Quel est le trait le plus caractéristique de votre livre ?
La Bible comporte de nombreux aspects politiquement influents. Mais dans un livre aussi pluraliste, je me concentre sur ce que l’on pourrait considérer comme le fil conducteur. Le cœur de la foi d’Israël, exposée dans la Torah (les cinq premiers livres), est ce que j’appelle le « paradigme de l’exode et de la libération » : les esclaves d’Égypte, qui, avec l’aide de Yahvé, sortent de l’esclavage, effectuent un long et douloureux voyage de quarante ans, surmontant de nombreux obstacles, dont le plus grave est la nostalgie des « oignons d’Égypte » (ils avaient intériorisé leur condition d’esclaves), jusqu’à ce qu’ils atteignent une terre qu’ils doivent conquérir pour la liberté et la justice, et non pas simplement l’occuper.
Et je présente cinq scénarios politiques dans lesquels ce paradigme politique de la Bible (sortir de l’esclavage – marcher dans un désert plein d’épreuves – aspirer à une terre où vivre libre) a eu et a une grande influence. Ce sont des scénarios de la modernité, parce que la Bible a une réelle influence politique lorsque les gens peuvent la lire, après l’invention de l’imprimerie. La traduction de la Bible en allemand par Luther et la version anglaise du roi Jacques ont été décisives. Dans le sud de l’Europe, en revanche, la version latine Vulgate a été conservée. La Bible a eu beaucoup moins d’influence sur la vie des gens, parce que le latin n’était pas si étranger et que les traductions à partir des langues originales n’ont été faites que beaucoup plus tard, et aussi parce que l’Église catholique a empêché la lecture personnelle de la Bible pendant longtemps.
Dans votre essai, vous « divisez » l’influence de la Bible en fonction des continents. Brièvement, quelles sont les caractéristiques que l’on peut supposer – s’il y en a – dans chacun d’entre eux.
L’utilisation de la Bible, et plus particulièrement du paradigme exodique, est particulièrement importante aux États-Unis. Il a été utilisé de différentes manières. Pensez à Martin Luther King, avec ses magnifiques références à la Bible, ou à Trump, dont l’une des bases électorales les plus importantes est constituée par les évangélistes fondamentalistes.
En Israël, la référence à la Bible se retrouve dans tous les secteurs, qu’ils soient croyants ou laïques. L’Amérique latine est le continent de la Bible et l’on passe d’un fondement biblique de la théologie de la libération à une utilisation de la Bible par les secteurs les plus réactionnaires qui parlent de la théologie de la prospérité, selon laquelle la richesse et la beauté sont des signes de la bénédiction divine.

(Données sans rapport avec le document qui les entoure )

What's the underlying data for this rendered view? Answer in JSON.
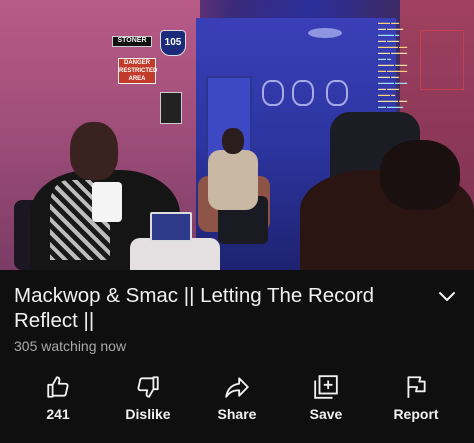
{
  "video": {
    "title": "Mackwop & Smac || Letting The Record Reflect ||",
    "viewers": "305 watching now",
    "scene_signs": {
      "stoner": "STONER",
      "route": "105",
      "danger": "DANGER RESTRICTED AREA"
    }
  },
  "actions": [
    {
      "id": "like",
      "label": "241",
      "icon": "thumbs-up-icon"
    },
    {
      "id": "dislike",
      "label": "Dislike",
      "icon": "thumbs-down-icon"
    },
    {
      "id": "share",
      "label": "Share",
      "icon": "share-arrow-icon"
    },
    {
      "id": "save",
      "label": "Save",
      "icon": "add-to-playlist-icon"
    },
    {
      "id": "report",
      "label": "Report",
      "icon": "flag-icon"
    }
  ],
  "colors": {
    "background": "#0f0f0f",
    "text_primary": "#f1f1f1",
    "text_secondary": "#aaaaaa"
  }
}
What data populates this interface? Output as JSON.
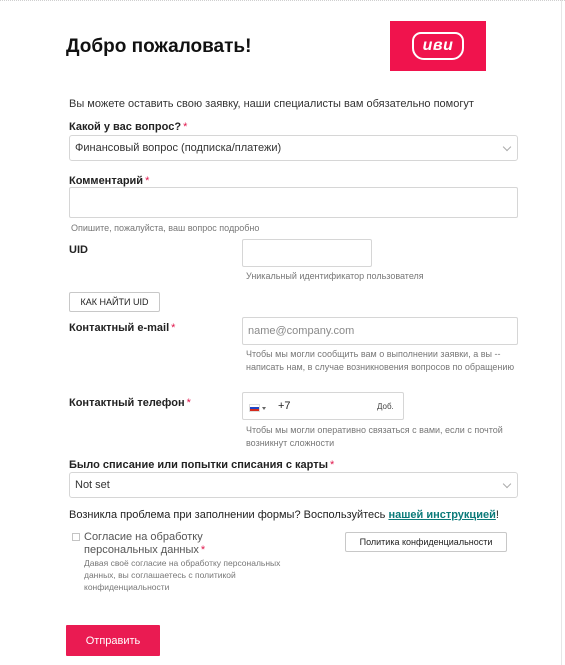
{
  "title": "Добро пожаловать!",
  "logo_text": "иви",
  "intro": "Вы можете оставить свою заявку, наши специалисты вам обязательно помогут",
  "question": {
    "label": "Какой у вас вопрос?",
    "required_mark": "*",
    "selected": "Финансовый вопрос (подписка/платежи)"
  },
  "comment": {
    "label": "Комментарий",
    "required_mark": "*",
    "help": "Опишите, пожалуйста, ваш вопрос подробно"
  },
  "uid": {
    "label": "UID",
    "help": "Уникальный идентификатор пользователя",
    "find_button": "КАК НАЙТИ UID"
  },
  "email": {
    "label": "Контактный e-mail",
    "required_mark": "*",
    "placeholder": "name@company.com",
    "help": "Чтобы мы могли сообщить вам о выполнении заявки, а вы -- написать нам, в случае возникновения вопросов по обращению"
  },
  "phone": {
    "label": "Контактный телефон",
    "required_mark": "*",
    "prefix": "+7",
    "ext_label": "Доб.",
    "help": "Чтобы мы могли оперативно связаться с вами, если с почтой возникнут сложности"
  },
  "chargeback": {
    "label": "Было списание или попытки списания с карты",
    "required_mark": "*",
    "selected": "Not set"
  },
  "problem_note": {
    "text": "Возникла проблема при заполнении формы? Воспользуйтесь ",
    "link": "нашей инструкцией",
    "suffix": "!"
  },
  "consent": {
    "label_line1": "Согласие на обработку",
    "label_line2": "персональных данных",
    "required_mark": "*",
    "help": "Давая своё согласие на обработку персональных данных, вы соглашаетесь с политикой конфиденциальности",
    "policy_button": "Политика конфиденциальности"
  },
  "submit_label": "Отправить",
  "colors": {
    "brand": "#f0134d",
    "submit": "#ea1b52",
    "required": "#e0174c",
    "link": "#0b7a79"
  }
}
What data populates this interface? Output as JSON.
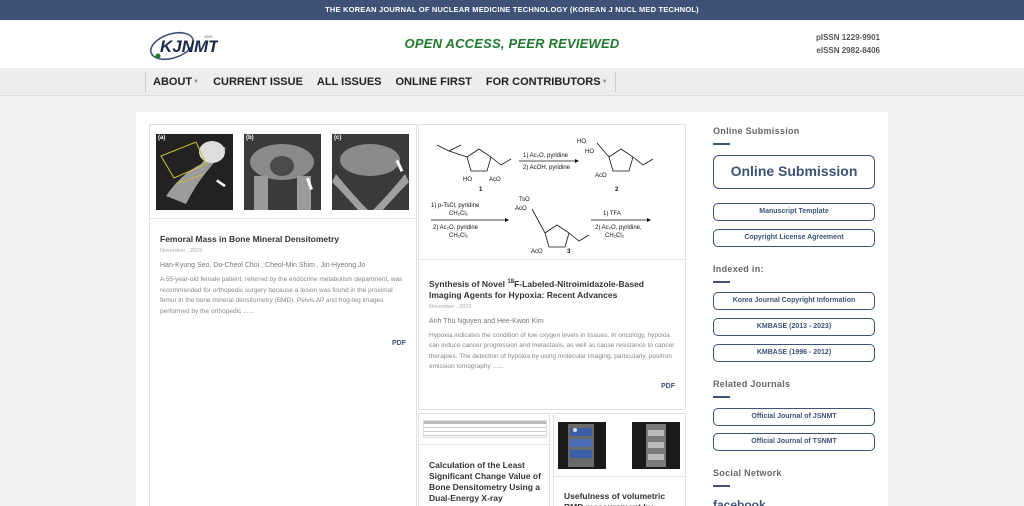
{
  "topbar": {
    "title": "THE KOREAN JOURNAL OF NUCLEAR MEDICINE TECHNOLOGY (KOREAN J NUCL MED TECHNOL)"
  },
  "header": {
    "logo_text": "KJNMT",
    "logo_year": "1997",
    "tagline": "OPEN ACCESS, PEER REVIEWED",
    "pissn": "pISSN 1229-9901",
    "eissn": "eISSN 2982-8406"
  },
  "nav": {
    "items": [
      {
        "label": "ABOUT",
        "dropdown": true
      },
      {
        "label": "CURRENT ISSUE",
        "dropdown": false
      },
      {
        "label": "ALL ISSUES",
        "dropdown": false
      },
      {
        "label": "ONLINE FIRST",
        "dropdown": false
      },
      {
        "label": "FOR CONTRIBUTORS",
        "dropdown": true
      }
    ]
  },
  "articles": [
    {
      "title": "Femoral Mass in Bone Mineral Densitometry",
      "date": "November , 2023",
      "authors": "Han-Kyung Seo, Do-Cheol Choi , Cheol-Min Shim , Jin-Hyeong Jo",
      "abstract": "A 55-year-old female patient, referred by the endocrine metabolism department, was recommended for orthopedic surgery because a lesion was found in the proximal femur in the bone mineral densitometry (BMD). Pelvis AP and frog-leg images performed by the orthopedic ......",
      "pdf": "PDF",
      "image_labels": [
        "(a)",
        "(b)",
        "(c)"
      ]
    },
    {
      "title_pre": "Synthesis of Novel ",
      "title_sup": "18",
      "title_post": "F-Labeled-Nitroimidazole-Based Imaging Agents for Hypoxia: Recent Advances",
      "date": "November , 2023",
      "authors": "Anh Thu Nguyen and Hee-Kwon Kim",
      "abstract": "Hypoxia indicates the condition of low oxygen levels in tissues. In oncology, hypoxia can induce cancer progression and metastasis, as well as cause resistance to cancer therapies. The detection of hypoxia by using molecular imaging, particularly, positron emission tomography ......",
      "pdf": "PDF",
      "scheme": {
        "step1_a": "1) Ac₂O, pyridine",
        "step1_b": "2) AcOH, pyridine",
        "step2_a": "1) p-TsCl, pyridine",
        "step2_b": "CH₂Cl₂",
        "step2_c": "2) Ac₂O, pyridine",
        "step2_d": "CH₂Cl₂",
        "step3_a": "1) TFA",
        "step3_b": "2) Ac₂O, pyridine,",
        "step3_c": "CH₂Cl₂",
        "cmpd1": "1",
        "cmpd2": "2",
        "cmpd3": "3",
        "ho": "HO",
        "aco": "AcO",
        "tso": "TsO"
      }
    },
    {
      "title": "Calculation of the Least Significant Change Value of Bone Densitometry Using a Dual-Energy X-ray Absorptiometry S..."
    },
    {
      "title": "Usefulness of volumetric BMD measurement by..."
    }
  ],
  "sidebar": {
    "online_submission_head": "Online Submission",
    "online_submission_btn": "Online Submission",
    "manuscript_template": "Manuscript Template",
    "copyright_agreement": "Copyright License Agreement",
    "indexed_head": "Indexed in:",
    "indexed": [
      "Korea Journal Copyright Information",
      "KMBASE (2013 - 2023)",
      "KMBASE (1996 - 2012)"
    ],
    "related_head": "Related Journals",
    "related": [
      "Official Journal of JSNMT",
      "Official Journal of TSNMT"
    ],
    "social_head": "Social Network",
    "facebook": "facebook"
  },
  "colors": {
    "navy": "#3d5275",
    "green": "#1f7a2d"
  }
}
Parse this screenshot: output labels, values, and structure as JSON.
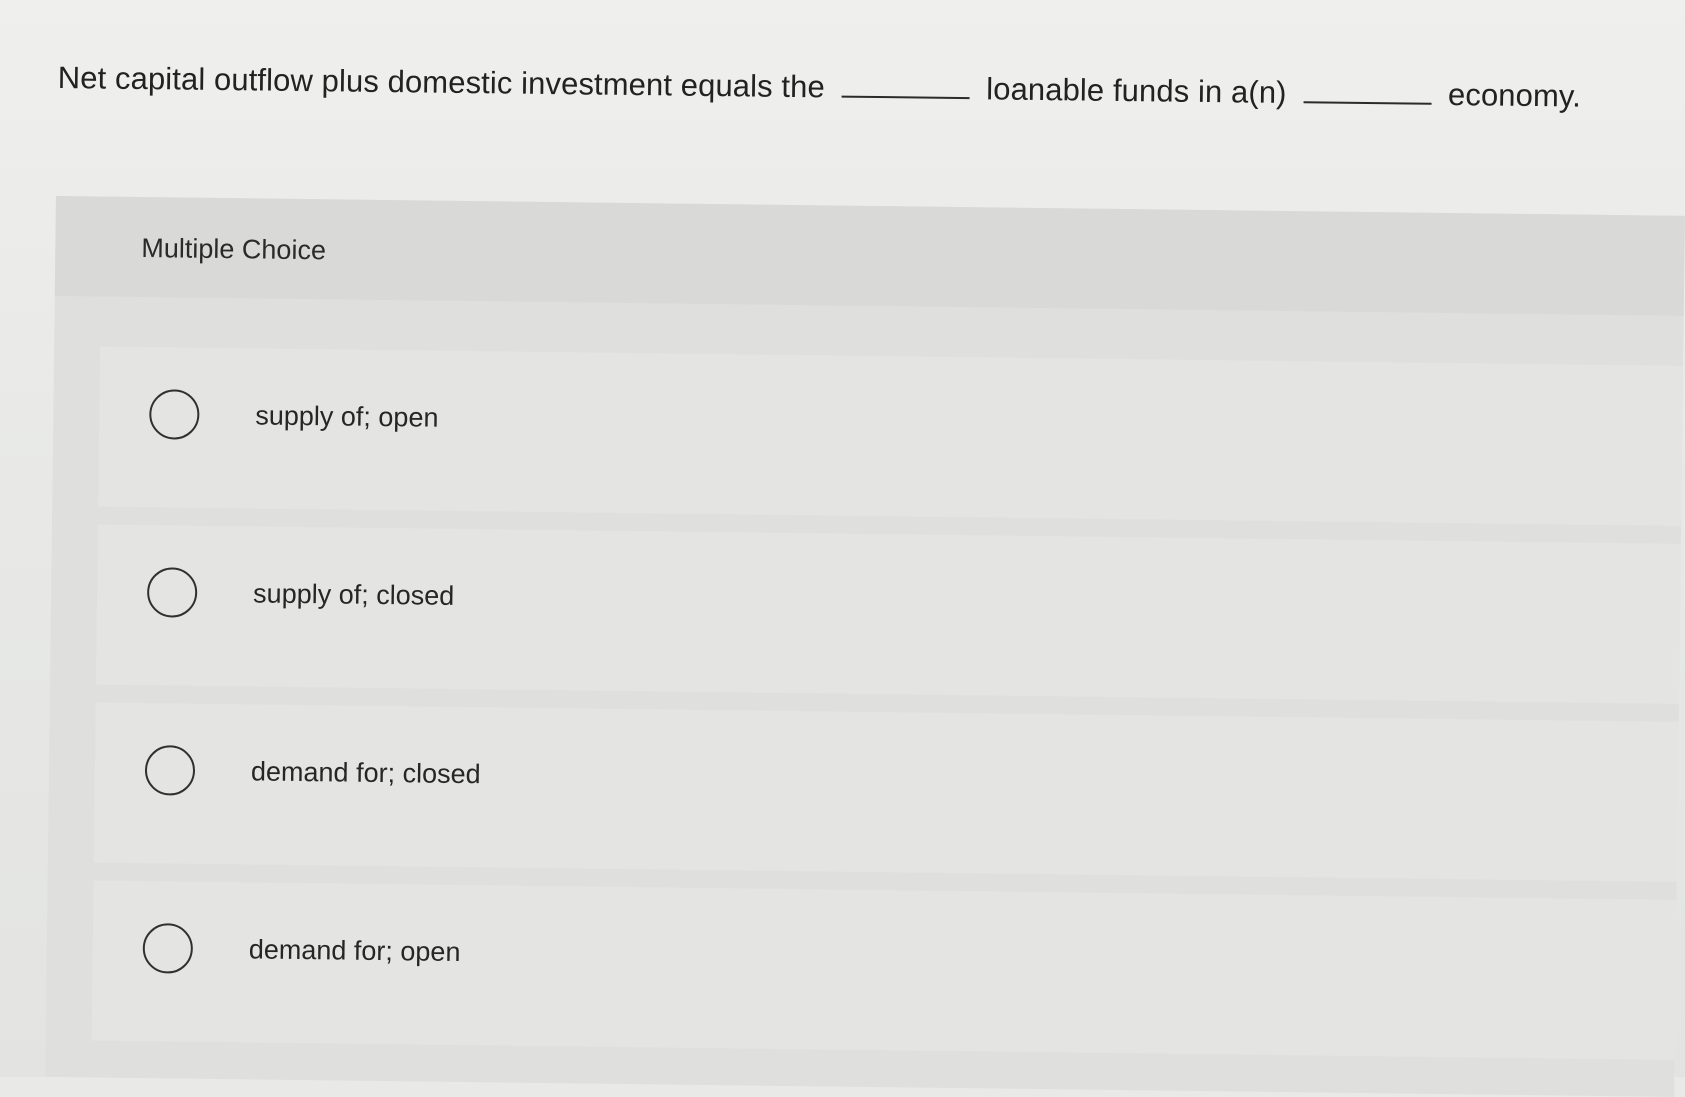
{
  "question": {
    "part1": "Net capital outflow plus domestic investment equals the",
    "part2": "loanable funds in a(n)",
    "part3": "economy."
  },
  "panel": {
    "title": "Multiple Choice"
  },
  "options": [
    {
      "label": "supply of; open"
    },
    {
      "label": "supply of; closed"
    },
    {
      "label": "demand for; closed"
    },
    {
      "label": "demand for; open"
    }
  ]
}
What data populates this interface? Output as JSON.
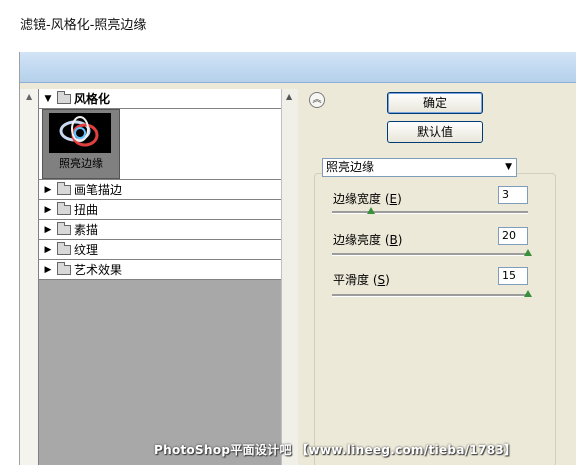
{
  "caption": "滤镜-风格化-照亮边缘",
  "tree": {
    "open_category": "风格化",
    "selected_filter": "照亮边缘",
    "categories": [
      "画笔描边",
      "扭曲",
      "素描",
      "纹理",
      "艺术效果"
    ]
  },
  "buttons": {
    "ok": "确定",
    "default": "默认值"
  },
  "filter_select": "照亮边缘",
  "params": [
    {
      "label": "边缘宽度",
      "key": "E",
      "value": "3",
      "slider_fraction": 0.2
    },
    {
      "label": "边缘亮度",
      "key": "B",
      "value": "20",
      "slider_fraction": 1.0
    },
    {
      "label": "平滑度",
      "key": "S",
      "value": "15",
      "slider_fraction": 1.0
    }
  ],
  "watermark": "PhotoShop平面设计吧 【www.lineeg.com/tieba/1783】",
  "icons": {
    "collapse": "double-chevron-up-icon",
    "folder": "folder-icon"
  }
}
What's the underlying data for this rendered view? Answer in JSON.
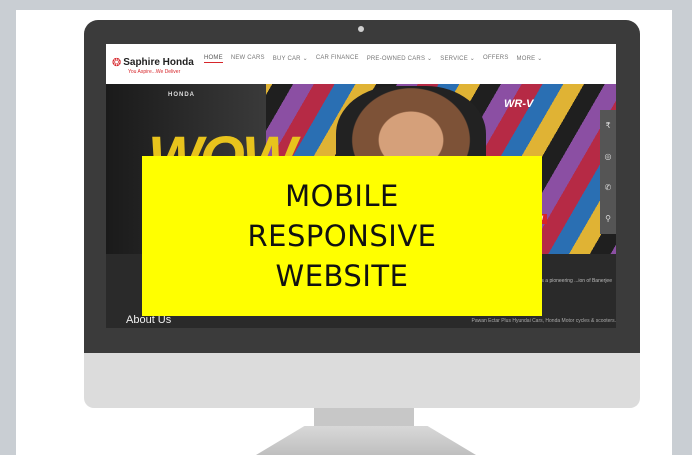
{
  "site": {
    "brand": "Saphire Honda",
    "tagline": "You Aspire...We Deliver",
    "menu": [
      "HOME",
      "NEW CARS",
      "BUY CAR ⌄",
      "CAR FINANCE",
      "PRE-OWNED CARS ⌄",
      "SERVICE ⌄",
      "OFFERS",
      "MORE ⌄"
    ],
    "hero": {
      "honda_label": "HONDA",
      "model_label": "WR-V",
      "wow_text": "WOW",
      "cta_text": "OW"
    },
    "rail_icons": [
      "rupee-icon",
      "steering-icon",
      "phone-icon",
      "location-pin-icon"
    ],
    "rail_glyphs": [
      "₹",
      "◎",
      "✆",
      "⚲"
    ],
    "about_title": "About Us",
    "para1": "...is a pioneering ...ion of Banerjee",
    "para2": "Pawan Ectar Plus Hyundai Cars, Honda Motor cycles & scooters."
  },
  "overlay": {
    "lines": [
      "MOBILE",
      "RESPONSIVE",
      "WEBSITE"
    ],
    "color": "#ffff00"
  }
}
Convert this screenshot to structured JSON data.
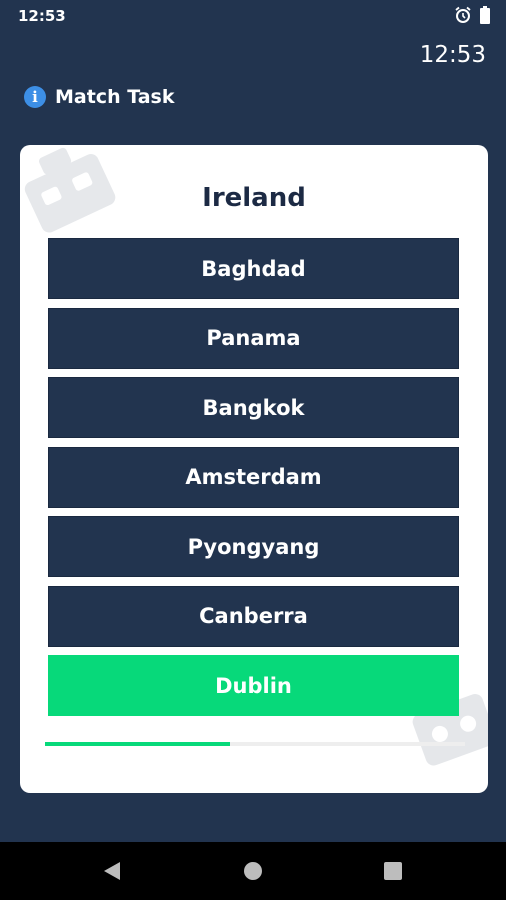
{
  "status_bar": {
    "time": "12:53",
    "icons": [
      "alarm-icon",
      "battery-icon"
    ]
  },
  "clock": "12:53",
  "header": {
    "icon": "info-icon",
    "title": "Match Task"
  },
  "quiz": {
    "question": "Ireland",
    "options": [
      {
        "label": "Baghdad",
        "selected_correct": false
      },
      {
        "label": "Panama",
        "selected_correct": false
      },
      {
        "label": "Bangkok",
        "selected_correct": false
      },
      {
        "label": "Amsterdam",
        "selected_correct": false
      },
      {
        "label": "Pyongyang",
        "selected_correct": false
      },
      {
        "label": "Canberra",
        "selected_correct": false
      },
      {
        "label": "Dublin",
        "selected_correct": true
      }
    ],
    "progress_fraction": 0.44
  },
  "nav_bar": {
    "icons": [
      "back-icon",
      "home-icon",
      "recents-icon"
    ]
  },
  "colors": {
    "background": "#22344f",
    "option_bg": "#22344f",
    "correct": "#07d97a",
    "card": "#ffffff"
  }
}
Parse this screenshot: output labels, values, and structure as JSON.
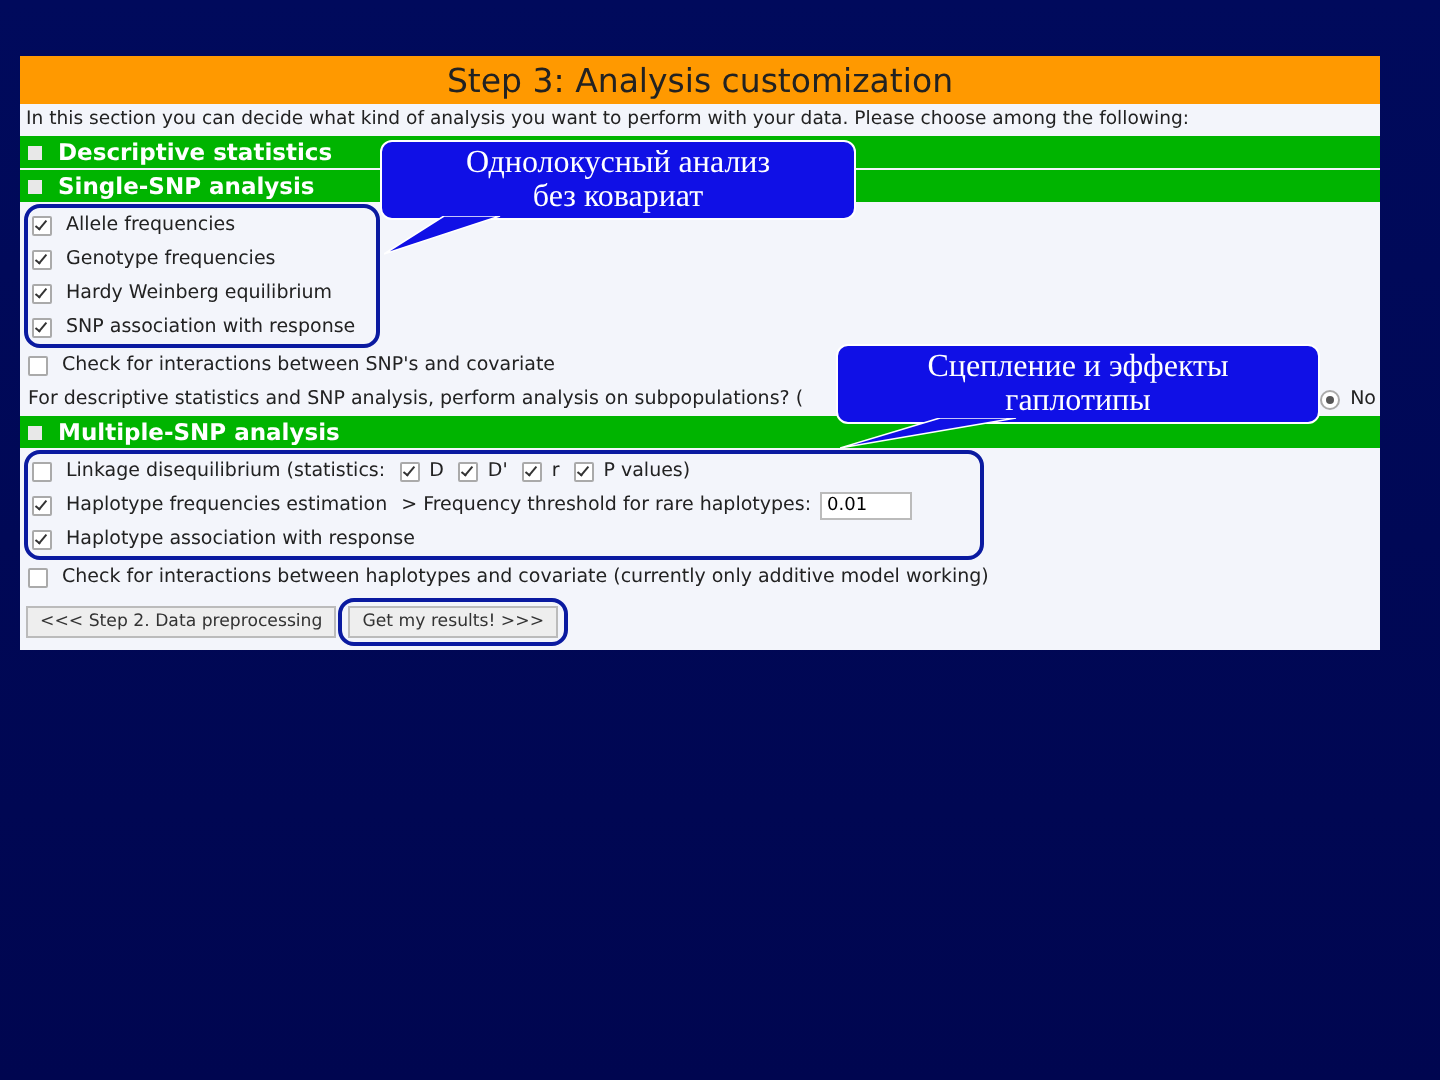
{
  "title": "Step 3: Analysis customization",
  "intro": "In this section you can decide what kind of analysis you want to perform with your data. Please choose among the following:",
  "sections": [
    {
      "heading": "Descriptive statistics"
    },
    {
      "heading": "Single-SNP analysis",
      "options": [
        {
          "label": "Allele frequencies",
          "checked": true
        },
        {
          "label": "Genotype frequencies",
          "checked": true
        },
        {
          "label": "Hardy Weinberg equilibrium",
          "checked": true
        },
        {
          "label": "SNP association with response",
          "checked": true
        }
      ],
      "extra": {
        "label": "Check for interactions between SNP's and covariate",
        "checked": false
      }
    }
  ],
  "subpopulations": {
    "question": "For descriptive statistics and SNP analysis, perform analysis on subpopulations? (",
    "no": {
      "label": "No",
      "selected": true
    }
  },
  "multiple": {
    "heading": "Multiple-SNP analysis",
    "linkage": {
      "label": "Linkage disequilibrium (statistics:",
      "checked": false,
      "stats": [
        {
          "label": "D",
          "checked": true
        },
        {
          "label": "D'",
          "checked": true
        },
        {
          "label": "r",
          "checked": true
        },
        {
          "label": "P values",
          "checked": true
        }
      ],
      "suffix": ")"
    },
    "haplo_freq": {
      "label": "Haplotype frequencies estimation",
      "checked": true,
      "threshold_label": "> Frequency threshold for rare haplotypes:",
      "threshold_value": "0.01"
    },
    "haplo_assoc": {
      "label": "Haplotype association with response",
      "checked": true
    },
    "extra": {
      "label": "Check for interactions between haplotypes and covariate (currently only additive model working)",
      "checked": false
    }
  },
  "buttons": [
    "<<< Step 2. Data preprocessing",
    "Get my results! >>>"
  ],
  "callouts": [
    {
      "lines": [
        "Однолокусный анализ",
        "без ковариат"
      ]
    },
    {
      "lines": [
        "Сцепление и эффекты",
        "гаплотипы"
      ]
    }
  ]
}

En Europe, l’utilisation politique de la Bible est particulièrement importante au Royaume-Uni. La Révolution française a expulsé les religieux de la vie publique, tandis que la Révolution anglaise s’est faite au nom de la Bible. Lors des funérailles de la reine Élisabeth et du couronnement de Charles III, la Bible a occupé une place absolument centrale. Il était très significatif de voir un Premier ministre hindou lire l’Évangile en public.
Comment l’utilisation de la religion affecte-t-elle la politique aujourd’hui ? La Bible, ou l’utilisation politique de la religion, est-elle un facteur clé pour comprendre la polarisation croissante dans le monde ?
Je pense que le religieux est un facteur de la plus haute importance dans la politique d’aujourd’hui. Le fondamentalisme islamique, sous ses différentes formes, est théocratique, absolument basé sur des interprétations du Coran. Le sionisme était une sécularisation des idéaux bibliques. Et je dis « était » parce qu’un sionisme religieux, et donc beaucoup plus fanatique et intransigeant, prend de plus en plus de poids. La culture occidentale ne peut être comprise sans l’influence de la pensée judéobiblique. Il est très important de retrouver cette composante dans les formes culturelles. À côté de la rationalité d’Athènes et de la capacité d’organisation de Rome, le sens de l’histoire de la tradition, qui vient de Jérusalem et qui nous ouvre à la possibilité de la nouveauté dans l’histoire et, par conséquent, du changement, est très nécessaire.
Qu’adviendrait-il de Trump, de Bolsonaro, du roi d’Angleterre, de Melloni ou de Netanyahu sans leur récit « religieux » ?
Trump a réalisé une édition de la Bible, vendue 60 dollars, pour financer sa nouvelle campagne électorale. Dans la vidéo promotionnelle, il déclare que « la Bible est le livre le plus important, tous les Américains devraient la posséder et j’en ai plusieurs chez moi ». Paragonisant son slogan « Let’s make America great again » (rendons sa grandeur à l’Amérique), il ajoute maintenant « Let’s make America pray again » (Redonnons à l’Amérique le goût de la prière ). Comme je l’ai déjà dit, les secteurs évangéliques fondamentalistes sont l’un de ses grands atouts électoraux.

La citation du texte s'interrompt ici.